Investigated how owls hear, locate their prey
Masakazu Konishi, who has died aged 87, was a scientist whose investigations into how birds develop their songs and sense of hearing made him pre- eminent in the field of neuroethology — the study of the relationship between animals’ nervous systems and their observable behaviour.
Konishi was among the first to deploy technology that could map the neural pathways in the avian brain.
In 1975 when he became a professor at the California Institute of Technology, Konishi arrived with 21 owls and a determination to build upon the work of the U.S. biologist Roger Payne, on how barn owls use their sense of hearing to locate prey.
A soundproof acoustic chamber was built, equipped with a remote- controlled loudspeaker that moved around the owl’s head.
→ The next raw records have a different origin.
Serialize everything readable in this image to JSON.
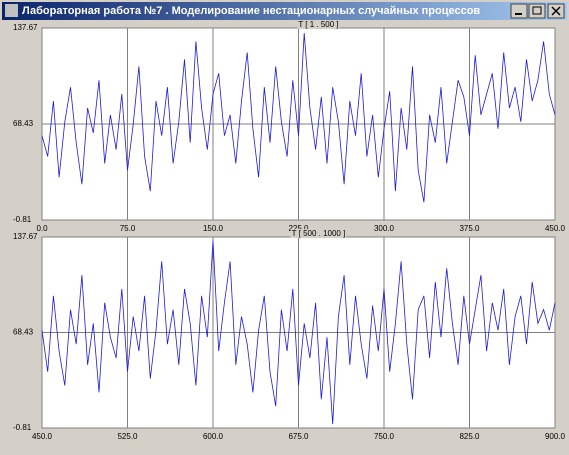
{
  "window": {
    "title": "Лабораторная работа №7 . Моделирование нестационарных случайных процессов"
  },
  "chart_data": [
    {
      "type": "line",
      "title": "T [ 1 . 500 ]",
      "color": "#1c1cd8",
      "x": [
        0,
        5,
        10,
        15,
        20,
        25,
        30,
        35,
        40,
        45,
        50,
        55,
        60,
        65,
        70,
        75,
        80,
        85,
        90,
        95,
        100,
        105,
        110,
        115,
        120,
        125,
        130,
        135,
        140,
        145,
        150,
        155,
        160,
        165,
        170,
        175,
        180,
        185,
        190,
        195,
        200,
        205,
        210,
        215,
        220,
        225,
        230,
        235,
        240,
        245,
        250,
        255,
        260,
        265,
        270,
        275,
        280,
        285,
        290,
        295,
        300,
        305,
        310,
        315,
        320,
        325,
        330,
        335,
        340,
        345,
        350,
        355,
        360,
        365,
        370,
        375,
        380,
        385,
        390,
        395,
        400,
        405,
        410,
        415,
        420,
        425,
        430,
        435,
        440,
        445,
        450
      ],
      "values": [
        60,
        45,
        85,
        30,
        70,
        95,
        55,
        25,
        80,
        62,
        100,
        40,
        75,
        50,
        90,
        35,
        68,
        110,
        45,
        20,
        85,
        60,
        95,
        40,
        70,
        115,
        55,
        128,
        80,
        50,
        90,
        105,
        60,
        75,
        40,
        85,
        120,
        65,
        30,
        95,
        55,
        110,
        70,
        45,
        100,
        60,
        134,
        80,
        50,
        88,
        40,
        95,
        70,
        25,
        85,
        60,
        105,
        45,
        75,
        30,
        65,
        92,
        20,
        80,
        50,
        110,
        35,
        12,
        75,
        55,
        95,
        40,
        70,
        100,
        88,
        60,
        118,
        75,
        90,
        105,
        65,
        120,
        80,
        95,
        70,
        115,
        85,
        100,
        128,
        90,
        75
      ],
      "xlim": [
        0,
        450
      ],
      "xticks": [
        {
          "value": 0,
          "label": "0.0"
        },
        {
          "value": 75,
          "label": "75.0"
        },
        {
          "value": 150,
          "label": "150.0"
        },
        {
          "value": 225,
          "label": "225.0"
        },
        {
          "value": 300,
          "label": "300.0"
        },
        {
          "value": 375,
          "label": "375.0"
        },
        {
          "value": 450,
          "label": "450.0"
        }
      ],
      "ylim": [
        -0.81,
        137.67
      ],
      "yticks": [
        -0.81,
        68.43,
        137.67
      ],
      "grid": true
    },
    {
      "type": "line",
      "title": "T [ 500 . 1000 ]",
      "color": "#1c1cd8",
      "x": [
        450,
        455,
        460,
        465,
        470,
        475,
        480,
        485,
        490,
        495,
        500,
        505,
        510,
        515,
        520,
        525,
        530,
        535,
        540,
        545,
        550,
        555,
        560,
        565,
        570,
        575,
        580,
        585,
        590,
        595,
        600,
        605,
        610,
        615,
        620,
        625,
        630,
        635,
        640,
        645,
        650,
        655,
        660,
        665,
        670,
        675,
        680,
        685,
        690,
        695,
        700,
        705,
        710,
        715,
        720,
        725,
        730,
        735,
        740,
        745,
        750,
        755,
        760,
        765,
        770,
        775,
        780,
        785,
        790,
        795,
        800,
        805,
        810,
        815,
        820,
        825,
        830,
        835,
        840,
        845,
        850,
        855,
        860,
        865,
        870,
        875,
        880,
        885,
        890,
        895,
        900
      ],
      "values": [
        70,
        40,
        95,
        55,
        30,
        85,
        60,
        110,
        45,
        75,
        25,
        90,
        65,
        50,
        100,
        40,
        80,
        55,
        95,
        35,
        70,
        120,
        60,
        85,
        45,
        100,
        75,
        30,
        95,
        65,
        135,
        55,
        90,
        120,
        45,
        80,
        60,
        25,
        70,
        95,
        40,
        15,
        85,
        55,
        100,
        30,
        75,
        50,
        90,
        20,
        65,
        2,
        80,
        110,
        45,
        95,
        60,
        35,
        88,
        55,
        100,
        40,
        75,
        120,
        60,
        20,
        85,
        95,
        50,
        105,
        65,
        115,
        75,
        45,
        95,
        60,
        85,
        110,
        55,
        90,
        70,
        100,
        45,
        80,
        95,
        60,
        105,
        75,
        85,
        70,
        90
      ],
      "xlim": [
        450,
        900
      ],
      "xticks": [
        {
          "value": 450,
          "label": "450.0"
        },
        {
          "value": 525,
          "label": "525.0"
        },
        {
          "value": 600,
          "label": "600.0"
        },
        {
          "value": 675,
          "label": "675.0"
        },
        {
          "value": 750,
          "label": "750.0"
        },
        {
          "value": 825,
          "label": "825.0"
        },
        {
          "value": 900,
          "label": "900.0"
        }
      ],
      "ylim": [
        -0.81,
        137.67
      ],
      "yticks": [
        -0.81,
        68.43,
        137.67
      ],
      "grid": true
    }
  ]
}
Working with Eric Knudsen, Konishi discovered that certain auditory neurons in owls’ brains responded only when a sound was coming from a particular location.
This finding allowed the two to plot an “auditory space map” in the brain that allows owls to determine an object’s location with speed and precision, and thus to hunt even in complete darkness.
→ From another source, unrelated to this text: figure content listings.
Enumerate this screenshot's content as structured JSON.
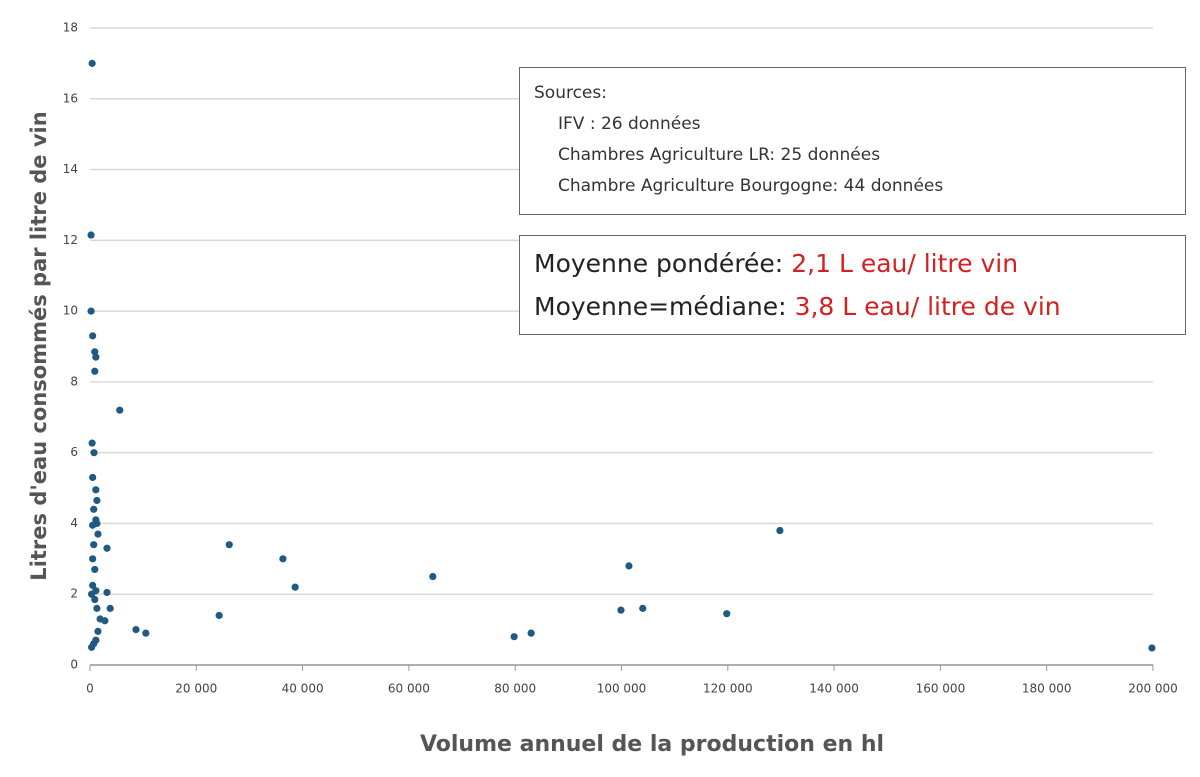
{
  "chart_data": {
    "type": "scatter",
    "y_label": "Litres d'eau consommés par litre de vin",
    "x_label": "Volume annuel de la production en hl",
    "color": "#1f5a84",
    "grid": true,
    "x": [
      400,
      200,
      200,
      500,
      900,
      1100,
      900,
      5600,
      400,
      750,
      500,
      1100,
      1300,
      700,
      1100,
      500,
      1300,
      1500,
      700,
      3200,
      500,
      900,
      500,
      1100,
      300,
      3200,
      900,
      1300,
      3800,
      1900,
      2800,
      1500,
      1100,
      300,
      700,
      8650,
      10500,
      24300,
      26200,
      36300,
      38600,
      64500,
      79800,
      83000,
      99900,
      101400,
      104000,
      119800,
      129800,
      199800
    ],
    "values": [
      17.0,
      12.15,
      10.0,
      9.3,
      8.85,
      8.7,
      8.3,
      7.2,
      6.27,
      6.0,
      5.3,
      4.95,
      4.65,
      4.4,
      4.1,
      3.95,
      4.0,
      3.7,
      3.4,
      3.3,
      3.0,
      2.7,
      2.25,
      2.1,
      2.0,
      2.05,
      1.85,
      1.6,
      1.6,
      1.3,
      1.25,
      0.95,
      0.7,
      0.5,
      0.6,
      1.0,
      0.9,
      1.4,
      3.4,
      3.0,
      2.2,
      2.5,
      0.8,
      0.9,
      1.55,
      2.8,
      1.6,
      1.45,
      3.8,
      0.48
    ],
    "xlim": [
      0,
      200000
    ],
    "ylim": [
      0,
      18
    ],
    "xticks": [
      0,
      {
        "value": 20000,
        "label": "20 000"
      },
      {
        "value": 40000,
        "label": "40 000"
      },
      {
        "value": 60000,
        "label": "60 000"
      },
      {
        "value": 80000,
        "label": "80 000"
      },
      {
        "value": 100000,
        "label": "100 000"
      },
      {
        "value": 120000,
        "label": "120 000"
      },
      {
        "value": 140000,
        "label": "140 000"
      },
      {
        "value": 160000,
        "label": "160 000"
      },
      {
        "value": 180000,
        "label": "180 000"
      },
      {
        "value": 200000,
        "label": "200 000"
      }
    ],
    "yticks": [
      0,
      2,
      4,
      6,
      8,
      10,
      12,
      14,
      16,
      18
    ],
    "annotations": {
      "sources_title": "Sources:",
      "sources": [
        "IFV : 26 données",
        "Chambres Agriculture LR: 25 données",
        "Chambre Agriculture Bourgogne: 44 données"
      ],
      "stats": [
        {
          "label": "Moyenne pondérée:",
          "value": "2,1 L eau/ litre vin"
        },
        {
          "label": "Moyenne=médiane:",
          "value": "3,8 L eau/ litre de vin"
        }
      ]
    }
  }
}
It proved to be a key step toward understanding how the brain of any animal species learns to read its environment, allowing the instantaneous recognition of ( for example) faces.
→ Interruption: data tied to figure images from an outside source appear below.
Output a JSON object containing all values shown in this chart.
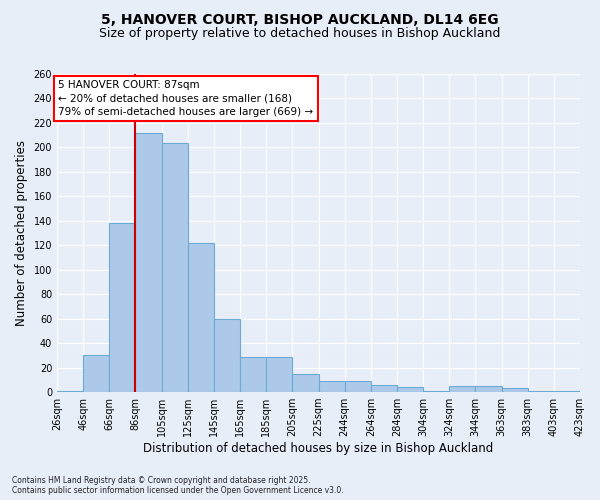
{
  "title1": "5, HANOVER COURT, BISHOP AUCKLAND, DL14 6EG",
  "title2": "Size of property relative to detached houses in Bishop Auckland",
  "xlabel": "Distribution of detached houses by size in Bishop Auckland",
  "ylabel": "Number of detached properties",
  "bar_values": [
    1,
    30,
    138,
    212,
    204,
    122,
    60,
    29,
    29,
    15,
    9,
    9,
    6,
    4,
    1,
    5,
    5,
    3,
    1,
    1
  ],
  "bin_labels": [
    "26sqm",
    "46sqm",
    "66sqm",
    "86sqm",
    "105sqm",
    "125sqm",
    "145sqm",
    "165sqm",
    "185sqm",
    "205sqm",
    "225sqm",
    "244sqm",
    "264sqm",
    "284sqm",
    "304sqm",
    "324sqm",
    "344sqm",
    "363sqm",
    "383sqm",
    "403sqm",
    "423sqm"
  ],
  "num_bins": 20,
  "bar_color": "#adc9ea",
  "bar_edge_color": "#6aaad4",
  "red_line_bin": 3,
  "annotation_text": "5 HANOVER COURT: 87sqm\n← 20% of detached houses are smaller (168)\n79% of semi-detached houses are larger (669) →",
  "red_line_color": "#cc0000",
  "ylim": [
    0,
    260
  ],
  "yticks": [
    0,
    20,
    40,
    60,
    80,
    100,
    120,
    140,
    160,
    180,
    200,
    220,
    240,
    260
  ],
  "bg_color": "#e8eef8",
  "grid_color": "#ffffff",
  "footer1": "Contains HM Land Registry data © Crown copyright and database right 2025.",
  "footer2": "Contains public sector information licensed under the Open Government Licence v3.0.",
  "title_fontsize": 10,
  "subtitle_fontsize": 9,
  "annot_fontsize": 7.5,
  "tick_fontsize": 7,
  "ylabel_fontsize": 8.5,
  "xlabel_fontsize": 8.5,
  "footer_fontsize": 5.5
}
In 2005 Konishi and Knudsen received the Neuroscience Prize of the Peter Gruber Foundation.
Masakazu Konishi was born in Kyoto, Japan on Feb. 17, 1933. He learned English through classes at the American Cultural Center in Sapporo, and through making friends with U. S. army officers and diplomats.
For his PHD he studied birdsong by manipulating recordings of birds and playing them back to see how his test subjects reacted. He focused on how altering auditory feedback — by deafening birds with white noise or surgically removing the cochleas in their ears — affected their responses.
His experiments showed that deafened songbirds produce abnormal songs, and that the effect is most profound when deafness is induced at a young age.
He received numerous awards, including the 1990 International Prize for Biology.
Konishi — who Westernized his first name to Mark — became Caltech’s Bing professor of behavioural biology in 1980, holding the position until his retirement in 2013.
In later life he enjoyed training border collies to herd sheep.